Gaite dice que el cronista Constantino Roncaglia, al aludir a los cicisbeos italianos, precursores de los cortejantes españoles, menciona este comentario de un marido genovés: “Estamos muy ocupados, en tanto nuestras esposas no parecen bastante atareadas. Por lo tanto, necesitan un acompañante, ya se trate de un perro, un mono, o un galán”. Al parecer, la mayoría de las damas de alcurnia, cuando llegaba la hora de elegir, se libraban de los perros y de los monos.
José Clavijo y Fajardo, un periodista y escritor español del siglo dieciocho, no parecía comer cuentos con la relación entre una esposa y su cortejo. Aunque decía ignorar lo que ocurría en la alcoba durante esos encuentros, Azorín le seguía el hilo de su pensamiento y expresaba: “Tal vez resuelvan arduos y trascendentales problemas de la vida”. Luego añadía: “Los maridos no son celosos, por no parecer ridículos; sus mujeres faltarían a las prescripciones de la moda si no tuvieran un amante que las acompañara en todas partes, en casa, en el paseo, en las tiendas, en el teatro, en las visitas, en la alcoba”.
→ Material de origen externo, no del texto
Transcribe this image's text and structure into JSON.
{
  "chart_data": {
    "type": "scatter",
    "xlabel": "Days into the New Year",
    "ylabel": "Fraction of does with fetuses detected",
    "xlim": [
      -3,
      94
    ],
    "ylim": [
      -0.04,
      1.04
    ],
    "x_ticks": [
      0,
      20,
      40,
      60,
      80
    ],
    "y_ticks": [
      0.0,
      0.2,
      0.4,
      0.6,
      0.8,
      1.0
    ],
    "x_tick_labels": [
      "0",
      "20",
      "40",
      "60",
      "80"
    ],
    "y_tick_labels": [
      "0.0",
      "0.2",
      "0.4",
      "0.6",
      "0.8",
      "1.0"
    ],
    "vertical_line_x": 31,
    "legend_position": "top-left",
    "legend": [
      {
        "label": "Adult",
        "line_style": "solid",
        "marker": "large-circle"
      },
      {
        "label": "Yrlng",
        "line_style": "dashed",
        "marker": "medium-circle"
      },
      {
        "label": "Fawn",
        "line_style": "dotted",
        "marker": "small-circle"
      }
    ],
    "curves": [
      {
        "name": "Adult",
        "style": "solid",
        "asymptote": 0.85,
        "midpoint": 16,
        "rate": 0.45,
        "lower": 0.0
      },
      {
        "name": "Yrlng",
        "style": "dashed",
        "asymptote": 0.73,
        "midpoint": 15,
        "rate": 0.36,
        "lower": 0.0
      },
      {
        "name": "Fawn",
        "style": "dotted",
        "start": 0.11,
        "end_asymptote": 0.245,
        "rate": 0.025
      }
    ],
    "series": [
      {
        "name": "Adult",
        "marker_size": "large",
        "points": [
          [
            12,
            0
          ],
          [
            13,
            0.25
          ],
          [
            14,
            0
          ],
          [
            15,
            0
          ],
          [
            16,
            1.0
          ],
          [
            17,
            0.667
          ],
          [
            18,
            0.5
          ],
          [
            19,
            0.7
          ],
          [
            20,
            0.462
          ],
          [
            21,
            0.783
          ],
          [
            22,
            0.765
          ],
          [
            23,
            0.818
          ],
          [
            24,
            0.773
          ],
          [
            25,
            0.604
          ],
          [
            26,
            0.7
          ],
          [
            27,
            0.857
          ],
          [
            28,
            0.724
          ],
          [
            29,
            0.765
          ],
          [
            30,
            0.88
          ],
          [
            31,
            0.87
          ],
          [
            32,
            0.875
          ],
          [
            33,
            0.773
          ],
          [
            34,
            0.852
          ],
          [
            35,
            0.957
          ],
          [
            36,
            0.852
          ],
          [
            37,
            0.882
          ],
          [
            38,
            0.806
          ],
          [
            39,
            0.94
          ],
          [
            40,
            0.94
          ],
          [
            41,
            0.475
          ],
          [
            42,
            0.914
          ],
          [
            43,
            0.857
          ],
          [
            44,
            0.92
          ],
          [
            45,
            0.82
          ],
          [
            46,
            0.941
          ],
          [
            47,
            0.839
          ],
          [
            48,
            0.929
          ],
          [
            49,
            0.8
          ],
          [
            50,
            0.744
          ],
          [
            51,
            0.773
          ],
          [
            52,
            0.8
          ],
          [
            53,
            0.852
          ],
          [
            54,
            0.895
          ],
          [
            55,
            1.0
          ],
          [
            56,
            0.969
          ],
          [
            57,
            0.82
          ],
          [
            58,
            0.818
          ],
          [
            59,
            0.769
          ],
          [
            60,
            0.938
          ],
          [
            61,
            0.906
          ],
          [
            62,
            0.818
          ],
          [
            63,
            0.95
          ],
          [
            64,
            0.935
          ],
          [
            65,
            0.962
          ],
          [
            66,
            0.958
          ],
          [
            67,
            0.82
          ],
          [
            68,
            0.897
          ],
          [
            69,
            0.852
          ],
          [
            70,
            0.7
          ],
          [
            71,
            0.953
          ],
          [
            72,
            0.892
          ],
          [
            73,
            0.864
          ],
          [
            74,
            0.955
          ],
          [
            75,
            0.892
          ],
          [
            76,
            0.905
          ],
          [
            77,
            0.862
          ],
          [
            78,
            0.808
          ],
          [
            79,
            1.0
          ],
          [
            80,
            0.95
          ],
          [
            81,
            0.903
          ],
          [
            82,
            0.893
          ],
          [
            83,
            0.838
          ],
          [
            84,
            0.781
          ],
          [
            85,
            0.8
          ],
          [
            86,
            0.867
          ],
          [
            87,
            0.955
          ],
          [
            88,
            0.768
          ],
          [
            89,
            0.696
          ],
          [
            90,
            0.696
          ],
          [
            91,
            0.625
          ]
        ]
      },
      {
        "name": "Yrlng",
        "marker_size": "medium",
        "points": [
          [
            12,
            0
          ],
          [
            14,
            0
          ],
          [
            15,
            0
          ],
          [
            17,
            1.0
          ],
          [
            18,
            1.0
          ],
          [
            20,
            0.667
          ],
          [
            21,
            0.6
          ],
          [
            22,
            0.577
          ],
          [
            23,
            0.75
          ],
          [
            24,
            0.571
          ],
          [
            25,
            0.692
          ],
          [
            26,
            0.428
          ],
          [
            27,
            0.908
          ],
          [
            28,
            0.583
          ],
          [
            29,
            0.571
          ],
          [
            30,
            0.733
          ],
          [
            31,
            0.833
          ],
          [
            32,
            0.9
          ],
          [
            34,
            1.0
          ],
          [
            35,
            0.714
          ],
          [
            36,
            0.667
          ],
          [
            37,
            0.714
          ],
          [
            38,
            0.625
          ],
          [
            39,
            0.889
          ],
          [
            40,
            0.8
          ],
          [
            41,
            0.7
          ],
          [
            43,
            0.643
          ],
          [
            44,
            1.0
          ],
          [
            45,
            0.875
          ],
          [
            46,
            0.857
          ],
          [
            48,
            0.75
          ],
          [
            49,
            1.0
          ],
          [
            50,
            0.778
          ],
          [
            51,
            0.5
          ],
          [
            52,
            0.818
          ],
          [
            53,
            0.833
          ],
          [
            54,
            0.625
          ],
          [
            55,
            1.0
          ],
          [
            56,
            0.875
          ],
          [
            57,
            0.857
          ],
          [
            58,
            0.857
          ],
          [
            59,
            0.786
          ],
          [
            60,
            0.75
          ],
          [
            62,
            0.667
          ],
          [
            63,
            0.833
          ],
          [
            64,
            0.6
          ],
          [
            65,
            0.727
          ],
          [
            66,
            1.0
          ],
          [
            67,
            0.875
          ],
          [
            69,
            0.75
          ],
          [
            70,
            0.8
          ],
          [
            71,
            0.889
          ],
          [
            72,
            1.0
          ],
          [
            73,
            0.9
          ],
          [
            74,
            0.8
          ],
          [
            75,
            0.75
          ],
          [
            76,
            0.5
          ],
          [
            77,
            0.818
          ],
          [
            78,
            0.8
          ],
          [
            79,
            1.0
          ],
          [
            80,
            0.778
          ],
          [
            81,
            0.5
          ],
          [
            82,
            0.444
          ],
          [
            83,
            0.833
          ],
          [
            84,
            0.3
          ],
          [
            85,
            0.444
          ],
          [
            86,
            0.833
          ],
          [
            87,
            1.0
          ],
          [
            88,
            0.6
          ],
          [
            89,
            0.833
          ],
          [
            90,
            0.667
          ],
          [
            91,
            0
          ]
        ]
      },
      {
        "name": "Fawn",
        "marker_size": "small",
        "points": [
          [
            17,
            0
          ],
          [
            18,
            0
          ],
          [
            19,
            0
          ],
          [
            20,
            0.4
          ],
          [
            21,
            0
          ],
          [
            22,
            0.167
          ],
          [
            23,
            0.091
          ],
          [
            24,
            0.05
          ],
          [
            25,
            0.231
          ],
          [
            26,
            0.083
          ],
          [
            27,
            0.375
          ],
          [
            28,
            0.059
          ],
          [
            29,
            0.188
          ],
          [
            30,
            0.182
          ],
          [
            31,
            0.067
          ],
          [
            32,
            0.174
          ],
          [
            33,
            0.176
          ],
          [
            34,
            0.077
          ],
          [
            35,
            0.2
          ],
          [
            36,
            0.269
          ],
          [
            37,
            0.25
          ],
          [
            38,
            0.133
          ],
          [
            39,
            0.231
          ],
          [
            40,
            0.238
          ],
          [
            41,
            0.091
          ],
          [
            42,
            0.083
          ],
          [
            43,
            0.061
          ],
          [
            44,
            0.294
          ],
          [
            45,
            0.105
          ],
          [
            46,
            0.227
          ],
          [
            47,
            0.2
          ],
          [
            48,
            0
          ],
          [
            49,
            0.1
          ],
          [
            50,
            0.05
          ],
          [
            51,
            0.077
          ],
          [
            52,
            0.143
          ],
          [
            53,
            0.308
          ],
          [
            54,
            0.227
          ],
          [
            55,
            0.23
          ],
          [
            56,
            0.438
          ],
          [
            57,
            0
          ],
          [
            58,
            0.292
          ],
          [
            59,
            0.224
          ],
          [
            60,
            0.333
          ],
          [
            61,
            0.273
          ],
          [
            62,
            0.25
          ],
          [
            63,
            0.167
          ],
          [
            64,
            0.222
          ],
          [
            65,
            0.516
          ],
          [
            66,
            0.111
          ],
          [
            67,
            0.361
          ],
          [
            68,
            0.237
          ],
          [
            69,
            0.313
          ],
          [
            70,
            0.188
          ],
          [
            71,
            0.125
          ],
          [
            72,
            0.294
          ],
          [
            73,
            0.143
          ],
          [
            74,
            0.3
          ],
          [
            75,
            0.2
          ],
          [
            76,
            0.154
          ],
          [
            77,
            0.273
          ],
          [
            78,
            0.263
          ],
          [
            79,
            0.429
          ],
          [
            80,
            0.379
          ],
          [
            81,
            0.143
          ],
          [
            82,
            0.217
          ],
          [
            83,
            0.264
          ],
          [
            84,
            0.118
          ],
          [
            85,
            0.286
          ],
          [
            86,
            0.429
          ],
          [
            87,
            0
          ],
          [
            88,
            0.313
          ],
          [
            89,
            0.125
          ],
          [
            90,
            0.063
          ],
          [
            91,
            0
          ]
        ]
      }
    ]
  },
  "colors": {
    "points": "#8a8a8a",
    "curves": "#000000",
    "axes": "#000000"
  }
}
EL ASESINATO, COMO UNA DE LAS BELLAS ARTES


Capricho de Goya        

Por supuesto, entre tanto mentecato, galán insípido, marido complaciente y coqueta gazmoña, de repente estallaba un crimen pasional. El más famoso de ellos fue el de una mujer que conspiró con su cortejo para asesinar a su marido.
La víctima era un comerciante madrileño, Francisco de Castillo, la pecadora, María Vicenta Mendieta, de 32 años de edad, y el amante, su primo, Santiago San Juan, de 24 años de edad.
El crimen ocurrió el 9 de diciembre de 1797. Y como se lee en la sentencia, “Se impuso la pena de garrote a los dos reos doña María Vicenta de Mendieta y don Santiago San Juan, que sufrieron uno en frente de otro en la plaza mayor de Madrid”. La fecha de ejecución fue el 23 de abril de 1798.
No solo fue un asesinato que hizo época; además, Goya lo inmortalizó en uno de sus Caprichos.

Gaspar Melchor de Jovellanos         

El pintor era amigo del ministro de Justicia de esa época, Gaspar Melchor de Jovellanos, y del fiscal de la causa, Juan Meléndez Valdés. Según el crítico Robert Hughes, aunque Goya posiblemente no asistió al juicio, sus amigos le proporcionaron las actas del proceso.
¿Visitó el pintor a María Vicenta Mendieta en la cárcel? Se ignora. Pero en el Capricho 32, bajo el título “Porque fue sensible”, aparece una mujer sumida en la más absoluta desolación, y con signos de que ha sido torturada. Al menos le han aplicado los “perrillos”, un instrumento de apremios ilegales.
Me fascina la historia de esos amantes, el desborde de la pasión que cuestionó la acicalada institución del cortejo. Leyendo las actas del proceso, más allá de la insoportable prosa del fiscal, hay material suficiente para imaginar un romance digno de Flaubert o de Tolstoi. El episodio es rescatado por la enorme humanidad de Goya al retratar a esa mujer con la carne maltratada. En torno a ese ménage à trois repleto de sordidez, hay una genuina historia de amor. Solo el proceso merece una novela.